34.xxx.xxx.xxx -> Old server's IP
178.xxx.xxx.xxx -> New server's IP

  1. SSH into your soon-to-be-old server (in my case it's AWS EC2)
    ssh -i your_ec2_ssh_file ubuntu@34.xxx.xxx.xxx

  2. Copy all your images files under the folder /content/images to a temporary folder in your local drive. Actually you can use scp instead of ssh to do this then you don't even need to ssh. My ghost blog was under var/www/ghost so:
    scp -i your_ec2_ssh_file -r ubuntu@34.xxx.xxx.xxx:/var/www/ghost/content/images ~/tmp/ghostcontent/images

  3. Access to your admin panel 34.xxx.xxx.xxx/ghost and from Labs export all your content into a temp location ~/tmp/ghostcontent/export.json

  4. SSH into your new server (in my case it's DigitalOcean)
    ssh -i your_digitalocean_ssh_file root@178.xxx.xxx.xxx

  5. Now create a new blank Ghost instance following the steps below. Since you already have a self-hosted Ghost blog I assume you know how to create one on nginx.
    https://docs.ghost.org/docs/install

  6. Access to your admin panel 178.xxx.xxx.xxx/ghost. Be quick to do this. Because after installation, anyone can create an admin account for your blog

  7. Create a new admin user with the same name and email that you used in your old blog. If you have other users you need to create them with the same name and emails otherwise post authors may not match.

  8. Go to Labs in admin panel, Delete all content (make sure you're in your newly created blog not the old one) and import the json file that you've exported to ~/tmp/ghostcontent/export.json

  9. Open another terminal (from your local which is not ssh) and copy the images using scp. (In step 5 I've create my blog in /var/www/ghost)
    scp -i your_digitalocean_ssh_file -r ~/tmp/ghostcontent/images root@178.xxx.xxx.xxx:/var/www/ghost/content/images

  10. Copy all code injections from your old server to the new one

  11. If you're using Disqus find the post.hbs file from your template and replace it with the one from the new blog

  12. Stop your EC2 instance and remember to remove your Elastic IP. Otherwise it will cost you.

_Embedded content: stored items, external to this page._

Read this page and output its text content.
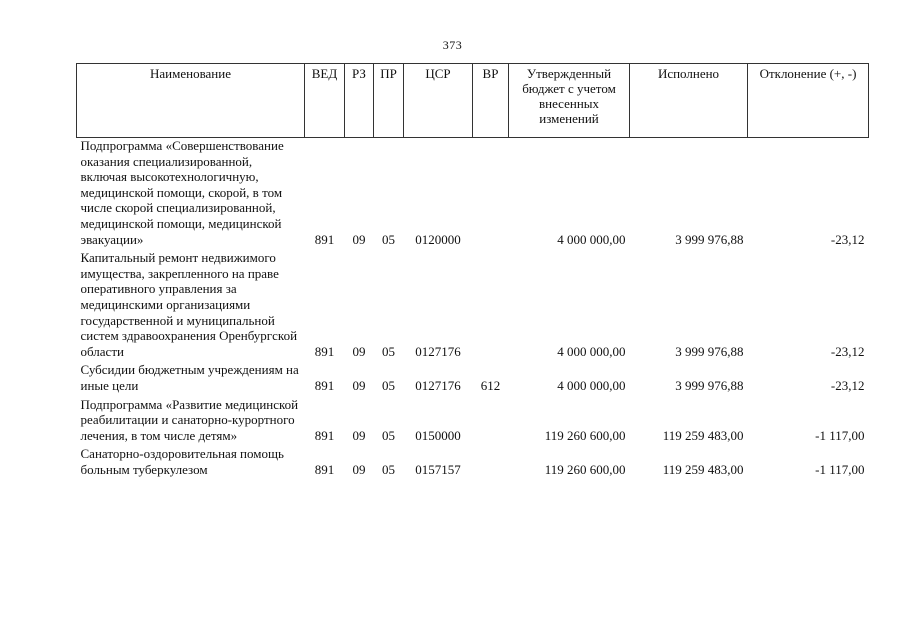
373
Наименование	ВЕД	РЗ	ПР	ЦСР	ВР	Утвержденный бюджет с учетом внесенных изменений	Исполнено	Отклонение (+, -)
Подпрограмма «Совершенствование оказания специализированной, включая высокотехнологичную, медицинской помощи, скорой, в том числе скорой специализированной, медицинской помощи, медицинской эвакуации»	891	09	05	0120000		4 000 000,00	3 999 976,88	-23,12
Капитальный ремонт недвижимого имущества, закрепленного на праве оперативного управления за медицинскими организациями государственной и муниципальной систем здравоохранения Оренбургской области	891	09	05	0127176		4 000 000,00	3 999 976,88	-23,12
Субсидии бюджетным учреждениям на иные цели	891	09	05	0127176	612	4 000 000,00	3 999 976,88	-23,12
Подпрограмма «Развитие медицинской реабилитации и санаторно-курортного лечения, в том числе детям»	891	09	05	0150000		119 260 600,00	119 259 483,00	-1 117,00
Санаторно-оздоровительная помощь больным туберкулезом	891	09	05	0157157		119 260 600,00	119 259 483,00	-1 117,00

  13. Create a floating IP (equivalent to Elastic IP in AWS) in DigitalOcean otherwise your IP address will change anytime you reboot your instance. Floating IP is like Elastic IP free to use as long as you've attached it to a Droplet instance. Otherwise it means you're reserving the IP address and it will cost you.

  14. Login to your NameCheap (or GoDaddy or whatever) account and replace the IP address from old to new floating IP you created.

I have chosen to stop my EC2 instance for a week or so before completely deleting it. Just in case something bad happens. I still use AWS and pay for many of its awesome services but EC2 was a bit expensive for what I actually do.